Bandwidth between Brain and Computer
A few years ago I was watching “Some Reflections on Early History” by J.C.R. Licklider, the author of “Man-Computer Symbiosis” (please excuse the anachronisms, and read “Man” as “Human”). Licklider was one of the key players developing the concept of “networked computers” and the personal computer. He’s credited as one of the “fathers of the internet,” directly writing memos while working at the Pentagon. So as a military guy talking about an “Intergalactic Computer Network” where “anyone could access data and programs from anywhere,” he was seen as a loony by his coworkers, because back then computers were used for just calculating salaries and census data and missile trajectories.
In that boring talk, he describes that his biggest disappointment with personal computers, and people in general, was that they won’t take the time to learn to use a new device, and the keyboard is boring and slow. He thought that we should have better ways to type stuff, and that the QWERTY keyboard is an unhappy coincidence. That we could get “more bits of information out of every key press”; like how fast, how hard, or where you type; or maybe use different phalanges to input different keys, or have gauntlets with accelerometers in there to type faster.

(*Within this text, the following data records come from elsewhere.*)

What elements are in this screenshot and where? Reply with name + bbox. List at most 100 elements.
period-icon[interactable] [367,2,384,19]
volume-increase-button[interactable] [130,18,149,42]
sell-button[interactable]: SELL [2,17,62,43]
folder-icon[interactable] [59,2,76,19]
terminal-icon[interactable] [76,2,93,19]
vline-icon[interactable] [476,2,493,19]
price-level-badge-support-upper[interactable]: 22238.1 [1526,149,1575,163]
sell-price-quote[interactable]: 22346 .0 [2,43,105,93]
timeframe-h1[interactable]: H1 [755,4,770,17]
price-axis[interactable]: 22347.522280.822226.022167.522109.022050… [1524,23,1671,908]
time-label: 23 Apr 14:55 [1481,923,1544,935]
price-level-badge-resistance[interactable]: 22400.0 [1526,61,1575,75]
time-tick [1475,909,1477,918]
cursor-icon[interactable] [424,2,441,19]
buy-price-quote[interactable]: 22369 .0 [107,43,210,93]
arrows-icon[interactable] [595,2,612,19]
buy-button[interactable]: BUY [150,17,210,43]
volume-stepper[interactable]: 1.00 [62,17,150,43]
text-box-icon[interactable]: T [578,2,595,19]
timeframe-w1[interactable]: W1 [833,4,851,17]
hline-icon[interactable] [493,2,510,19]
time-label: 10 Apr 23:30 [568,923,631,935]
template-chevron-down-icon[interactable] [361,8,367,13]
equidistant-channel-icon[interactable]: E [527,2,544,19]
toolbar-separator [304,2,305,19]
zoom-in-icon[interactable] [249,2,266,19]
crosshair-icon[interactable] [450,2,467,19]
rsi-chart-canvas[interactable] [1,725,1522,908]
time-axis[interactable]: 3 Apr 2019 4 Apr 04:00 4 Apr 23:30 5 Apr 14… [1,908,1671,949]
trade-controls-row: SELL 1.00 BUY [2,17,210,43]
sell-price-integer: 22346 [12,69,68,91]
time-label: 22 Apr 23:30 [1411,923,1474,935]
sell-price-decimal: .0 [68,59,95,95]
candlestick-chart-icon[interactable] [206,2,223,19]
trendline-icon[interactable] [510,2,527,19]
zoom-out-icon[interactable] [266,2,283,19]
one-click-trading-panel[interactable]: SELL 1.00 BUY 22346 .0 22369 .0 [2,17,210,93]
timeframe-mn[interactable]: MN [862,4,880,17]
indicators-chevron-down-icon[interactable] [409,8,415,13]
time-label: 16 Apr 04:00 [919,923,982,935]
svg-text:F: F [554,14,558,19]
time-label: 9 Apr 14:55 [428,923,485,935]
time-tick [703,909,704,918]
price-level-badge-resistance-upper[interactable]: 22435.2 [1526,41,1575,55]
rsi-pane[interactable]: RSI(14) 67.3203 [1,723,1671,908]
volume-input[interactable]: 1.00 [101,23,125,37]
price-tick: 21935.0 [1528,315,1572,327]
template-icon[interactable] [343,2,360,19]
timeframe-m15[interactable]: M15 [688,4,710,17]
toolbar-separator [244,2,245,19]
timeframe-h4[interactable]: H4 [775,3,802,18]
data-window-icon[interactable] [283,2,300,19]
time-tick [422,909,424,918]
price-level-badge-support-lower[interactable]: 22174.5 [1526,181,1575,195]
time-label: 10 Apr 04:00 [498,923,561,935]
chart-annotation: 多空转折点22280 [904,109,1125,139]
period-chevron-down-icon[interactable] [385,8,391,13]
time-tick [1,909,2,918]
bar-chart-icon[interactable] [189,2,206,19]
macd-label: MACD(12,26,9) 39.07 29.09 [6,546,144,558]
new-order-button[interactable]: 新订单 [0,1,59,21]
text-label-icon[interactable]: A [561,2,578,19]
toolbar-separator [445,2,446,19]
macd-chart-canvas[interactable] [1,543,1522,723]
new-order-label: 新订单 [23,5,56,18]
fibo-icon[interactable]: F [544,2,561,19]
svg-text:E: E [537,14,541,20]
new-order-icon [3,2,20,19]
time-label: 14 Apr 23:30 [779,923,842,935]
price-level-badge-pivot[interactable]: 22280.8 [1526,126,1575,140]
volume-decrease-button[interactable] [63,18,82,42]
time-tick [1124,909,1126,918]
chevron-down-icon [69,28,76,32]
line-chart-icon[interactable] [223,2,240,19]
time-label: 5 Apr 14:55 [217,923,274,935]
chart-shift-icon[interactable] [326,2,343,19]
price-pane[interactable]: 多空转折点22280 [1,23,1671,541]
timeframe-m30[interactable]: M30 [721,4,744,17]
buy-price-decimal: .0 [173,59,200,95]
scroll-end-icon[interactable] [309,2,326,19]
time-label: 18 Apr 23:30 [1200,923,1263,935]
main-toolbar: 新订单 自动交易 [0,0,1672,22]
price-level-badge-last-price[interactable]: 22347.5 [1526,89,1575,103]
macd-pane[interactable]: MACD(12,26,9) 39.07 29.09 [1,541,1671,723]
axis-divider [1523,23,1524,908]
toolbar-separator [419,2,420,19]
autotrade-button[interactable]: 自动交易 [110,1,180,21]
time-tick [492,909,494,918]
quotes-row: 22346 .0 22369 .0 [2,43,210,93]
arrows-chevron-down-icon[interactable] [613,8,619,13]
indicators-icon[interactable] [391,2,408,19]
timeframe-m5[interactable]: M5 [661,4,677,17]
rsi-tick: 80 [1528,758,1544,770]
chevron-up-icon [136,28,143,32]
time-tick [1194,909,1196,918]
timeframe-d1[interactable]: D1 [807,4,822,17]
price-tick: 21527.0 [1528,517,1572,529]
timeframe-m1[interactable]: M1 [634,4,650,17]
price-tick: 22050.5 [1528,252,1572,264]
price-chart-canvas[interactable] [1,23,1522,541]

Based on that, through 2020 and 2021, my pandemic project was using my computer
only from the terminal. I started to use a Matrix server with a WhatsApp
bridge, so I could chat through the terminal with friends and family, browsed
the internet with lynx, and overall wanted to have the computer make the
least amount of compute necessary, so that the bits flowing from the network,
to my machine, to my screen, to my eyes stayed as close to 1:1 as I could get
them.
The bandwidth from “brain-to-computer” (what I type in) shall be minimized, so I get the exact behavior I want out of as few keystrokes as possible. The bandwidth from “computer-to-brain” (what I read on the screen) was also to be minimized: no extra pixels, only the letters conveying the exact information that I requested.
Funny, that made me practice a lot of “how to maximize conciseness,” very useful for talking to a language model. They have a similar bandwidth problem: the quality of LLMs depends a lot on how much signal you can pack into a prompt. Too much context, too many pictures, anything over 200k tokens makes the LLM much dumber. Bandwidth can be measured, and the signal-to-noise ratio matters a lot.